From a biblical perspective, of course.
From a biblical perspective, of course.

I’ve been in the blogging game for a few years now and, if I’ve learned nothing else, it’s that every now and then, the internet gives you a present. Wednesday afternoon, I got just such a gift in the form of a video from Olugbenga Oladejo, a Nigerian preacher (calling this cat a pastor is a stretch as I’m not exactly getting a pastoral vibe here) from the UK about a “vision” he had. In this fever dream “vision”, God showed him “hellfire”. Specifically, he says “The Lord told me (that’s always a good sign), he said ‘Luke, when I asked my children to get married and they’re married’, he said ‘My children on their matrimonial bed, they commit a lot of immorality’. He said I should tell them that they are not going to come to heaven.”

Now, you may be wondering what sort of immorality one could commit “on their matrimonial bed”. Well, let’s start with a little cowgirl action. According Oladejo, God frowns on women riding the baloney pony: “Couples who practice the woman on top… I want to repeat this, because this is the warning he gave me….When you are with your wife, the lord has made man to be the head. Not the woman. So those men who enjoy their wife coming on top of them in the matrimonial bed, the lord says they are not coming to heaven at all...” The only acceptable position is, of course, missionary: The man should lie on top of the woman. The natural style, the one way god has given us as man and wife.” And, once again, it’s sucks to be a girl. In Oladejo’s world, anyway.

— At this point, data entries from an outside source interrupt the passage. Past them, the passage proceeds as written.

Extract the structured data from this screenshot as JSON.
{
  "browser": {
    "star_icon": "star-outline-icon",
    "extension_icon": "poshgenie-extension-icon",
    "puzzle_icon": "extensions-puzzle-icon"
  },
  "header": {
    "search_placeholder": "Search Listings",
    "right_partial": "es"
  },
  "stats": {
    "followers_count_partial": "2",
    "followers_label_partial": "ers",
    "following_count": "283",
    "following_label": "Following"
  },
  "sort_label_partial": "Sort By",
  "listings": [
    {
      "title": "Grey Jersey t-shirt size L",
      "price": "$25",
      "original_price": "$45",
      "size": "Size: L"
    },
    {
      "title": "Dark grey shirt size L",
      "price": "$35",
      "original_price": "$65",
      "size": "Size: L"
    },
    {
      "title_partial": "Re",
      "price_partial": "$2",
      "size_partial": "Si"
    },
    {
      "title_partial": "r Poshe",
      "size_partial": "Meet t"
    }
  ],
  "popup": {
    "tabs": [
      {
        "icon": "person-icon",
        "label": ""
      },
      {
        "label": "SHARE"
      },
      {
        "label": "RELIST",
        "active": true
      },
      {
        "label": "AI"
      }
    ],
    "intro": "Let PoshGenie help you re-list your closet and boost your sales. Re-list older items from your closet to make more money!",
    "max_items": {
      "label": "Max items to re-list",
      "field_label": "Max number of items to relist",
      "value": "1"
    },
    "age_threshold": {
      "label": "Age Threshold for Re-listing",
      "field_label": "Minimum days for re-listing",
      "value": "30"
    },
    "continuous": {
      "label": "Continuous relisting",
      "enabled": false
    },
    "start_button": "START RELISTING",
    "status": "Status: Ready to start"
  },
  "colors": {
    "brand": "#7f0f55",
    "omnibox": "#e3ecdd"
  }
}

Then, there’s doggy-style. According to the good minister, doing the dog is evil because Romans 1 says so. Not only that,  “The lord did not to create you to behave like a dog on your matrimonial bed. Or like a cow. Or like a chicken.” A chicken?!? And, I thought I could dream up some weird shit.

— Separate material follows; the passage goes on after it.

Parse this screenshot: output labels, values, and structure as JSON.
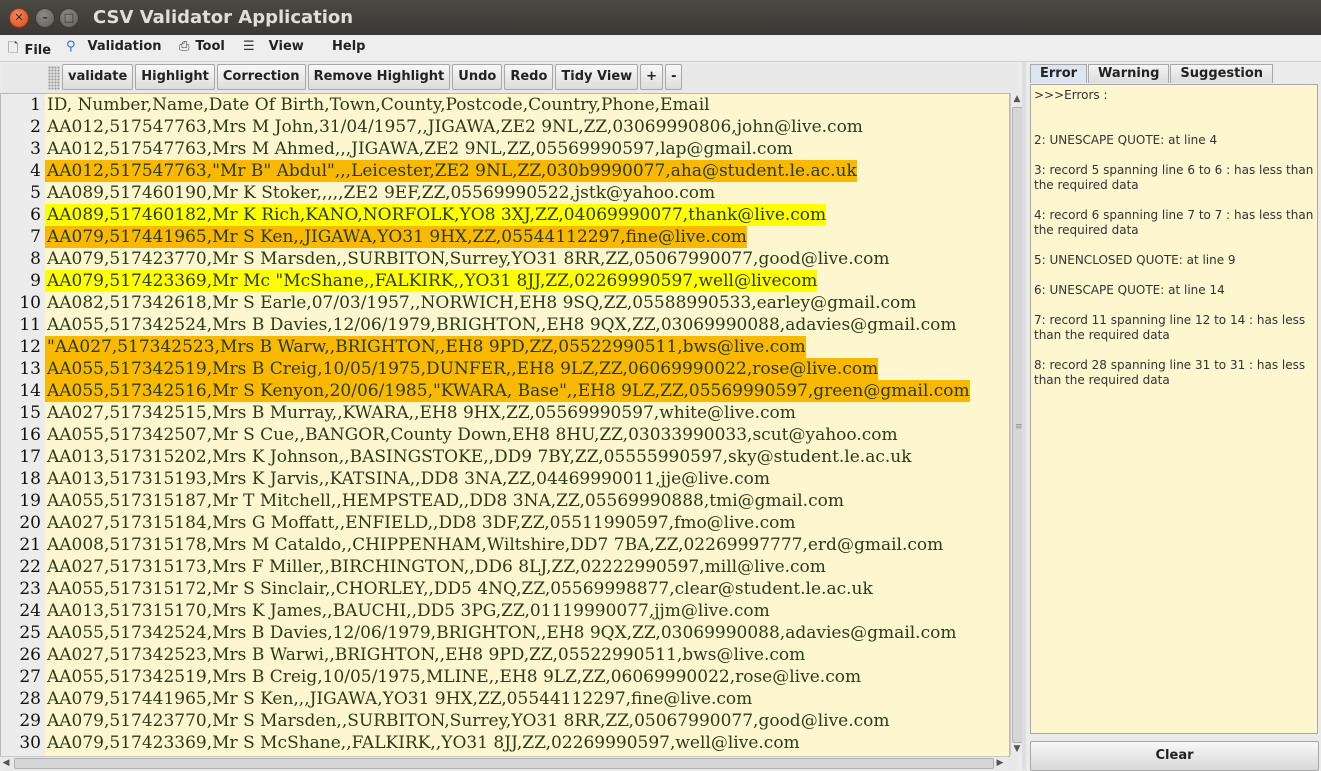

It’s a safe bet that “Pastor” Oladejo won’t be going to see 50 Shades of Grey because he’s definitely not down with kink. Here’s his take on the subject: “If you are practicing hanging with your wife [bondage], you are inventing different styles… Don’t go and be hanging your wife. Don’t go and be hanging your husband. Do not try different styles: they do sex in different styles that are contrary to God.” Hanging? I’m not sure if he put it that way because English isn’t his first language (dude has a heavy accent) or on account of some fucked up ideas about sex. I’m feeling magnanimous (and grateful for this amazing opportunity), so I’ll give him the benefit of the doubt.

Lastly, we have masturbation. It seems that rubbing one out (or “in” depending on your plumbing) is also sinful. Especially so, if you’re married. I’m not exactly sure why, though. Whatever. Oladejo says wankers will be set upon by demons who will laugh while the souls of  those who “google themselves” will cry out in pain because the demons will cut them “in the most painful place”. I have no idea where that would be, but it can’t be good.

After all this, Oladejo woke up and realized God wanted him tell people all this because they were “not aware of these things”. I can see that, since they seem to have come from some rather scary and warped places about sex, biology and God knows what else.

In this video, Oladejo talks about “changing the Lord’s ordinances” a lot; like every couple of sentences. And, to be fair, we have thwarted God’s intent in many ways. But, the “ancient covenant” Isaiah referred to was about taking care of one’s neighbors, not what consenting adults do in the privacy of their own bedrooms.

Now, I’m no Bible scholar, but I do know enough about it to feel pretty safe in saying that it doesn’t specify what positions are good and which are a one-way ticket to H-E-Double-hockeysticks (If I’m wrong, please point me to that passage). And, while the Bible does talk about masturbation (i.e. “the sin of Onan“), the problems were less about the act itself than Onan’s motivation for firing off some knuckle-children.

While Oladejo’s take on sex is certainly…, let’s say “colorful”, it’s far from unique. Not the specifics, of course, (that chicken thing still has me messed up) but the idea behind it. I don’t really get the point. Unless it’s that focusing on how others are fucking up allows you to keep the spotlight off of your own transgressions. It doesn’t really work all that well, but damned if it doesn’t provide some very interesting reading now and then.